Post hoc

..ergo proper hoc? No – forget that: I am not talking about logical fallacies.

I am talking about what happens to photos after you take them.

Here’s what happens after a shoot, quite often:

  1. You shoot.
  2. You get home and look.
  3. You think “Oh, I am not very good”
  4. You think “Oh – I am amazing, actually”
  5. Repeat 3 and 4 a few times
  6. After oscillating a while, you settle down and pick some images to use
  7. You share those, and you are done.

But what you should do is also: look again later. You increasingly see your images as what they are, not as “what you were doing when you shot them”. This is why you use Lightroom, and this is why it is useful to go back and review your work – even years later.

For example, three years ago, I shot an event with showman/radio person JT Foxx (brother of a then friend of mine) on a visit to Toronto.

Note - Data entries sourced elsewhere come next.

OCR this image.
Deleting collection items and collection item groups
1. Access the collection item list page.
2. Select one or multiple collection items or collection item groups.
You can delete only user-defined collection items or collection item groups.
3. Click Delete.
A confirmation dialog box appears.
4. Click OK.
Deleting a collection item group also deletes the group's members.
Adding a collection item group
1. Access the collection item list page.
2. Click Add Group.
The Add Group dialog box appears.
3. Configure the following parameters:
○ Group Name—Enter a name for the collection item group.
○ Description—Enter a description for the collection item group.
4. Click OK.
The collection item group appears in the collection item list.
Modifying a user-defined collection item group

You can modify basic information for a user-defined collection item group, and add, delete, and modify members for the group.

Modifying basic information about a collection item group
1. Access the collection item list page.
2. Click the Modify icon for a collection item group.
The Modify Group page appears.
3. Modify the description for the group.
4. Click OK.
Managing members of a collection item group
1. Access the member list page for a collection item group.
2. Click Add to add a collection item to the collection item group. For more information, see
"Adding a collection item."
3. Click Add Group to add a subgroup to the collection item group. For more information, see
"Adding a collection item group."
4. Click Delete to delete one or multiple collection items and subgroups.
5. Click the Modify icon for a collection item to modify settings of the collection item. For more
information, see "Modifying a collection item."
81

At the time, the event pics were good, but he did not like the portraits – and indeed, he had not had the best night before, and the light wasn’t great, and I had no off-camera flashes, and so on. So – I got some snaps, but I was not terribly happy with them either.

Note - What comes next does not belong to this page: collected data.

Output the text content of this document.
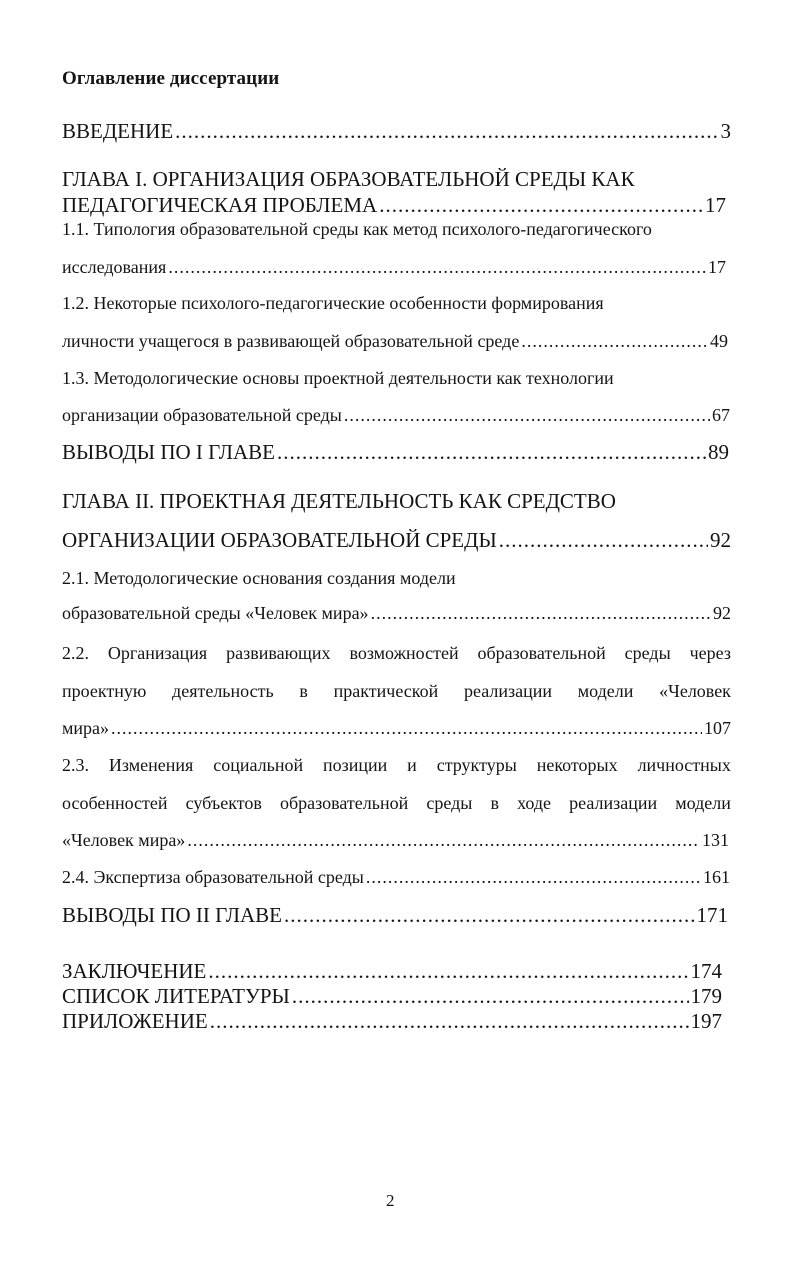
Оглавление диссертации
ВВЕДЕНИЕ .....	3
ГЛАВА I. ОРГАНИЗАЦИЯ ОБРАЗОВАТЕЛЬНОЙ СРЕДЫ КАК
ПЕДАГОГИЧЕСКАЯ ПРОБЛЕМА .....	17
1.1. Типология образовательной среды как метод психолого-педагогического
исследования .....	17
1.2. Некоторые психолого-педагогические особенности формирования
личности учащегося в развивающей образовательной среде .....	49
1.3. Методологические основы проектной деятельности как технологии
организации образовательной среды .....	67
ВЫВОДЫ ПО I ГЛАВЕ .....	89
ГЛАВА II. ПРОЕКТНАЯ ДЕЯТЕЛЬНОСТЬ КАК СРЕДСТВО
ОРГАНИЗАЦИИ ОБРАЗОВАТЕЛЬНОЙ СРЕДЫ .....	92
2.1. Методологические основания создания модели
образовательной среды «Человек мира» .....	92
2.2. Организация развивающих возможностей образовательной среды через
проектную деятельность в практической реализации модели «Человек
мира» .....	107
2.3. Изменения социальной позиции и структуры некоторых личностных
особенностей субъектов образовательной среды в ходе реализации модели
«Человек мира» .....	131
2.4. Экспертиза образовательной среды .....	161
ВЫВОДЫ ПО II ГЛАВЕ .....	171
ЗАКЛЮЧЕНИЕ .....	174
СПИСОК ЛИТЕРАТУРЫ .....	179
ПРИЛОЖЕНИЕ .....	197
2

Until I just changed upon them again – three years later. I think, now, that this is actually a very good portrait, showing his personality:

(95mm, 1/125th sec at f/2.8, 800 ISO, bounced flash).

So I got a portrait out of this shoot, three and a half years after the shoot. And that is my point – look again at your images. Try a different crop (or, as in this case. sepia instead of colour). Have a new eye – and even years after a shoot you will discover gems that you did not know where there. Your image library is a mine – and sometimes a gold mine.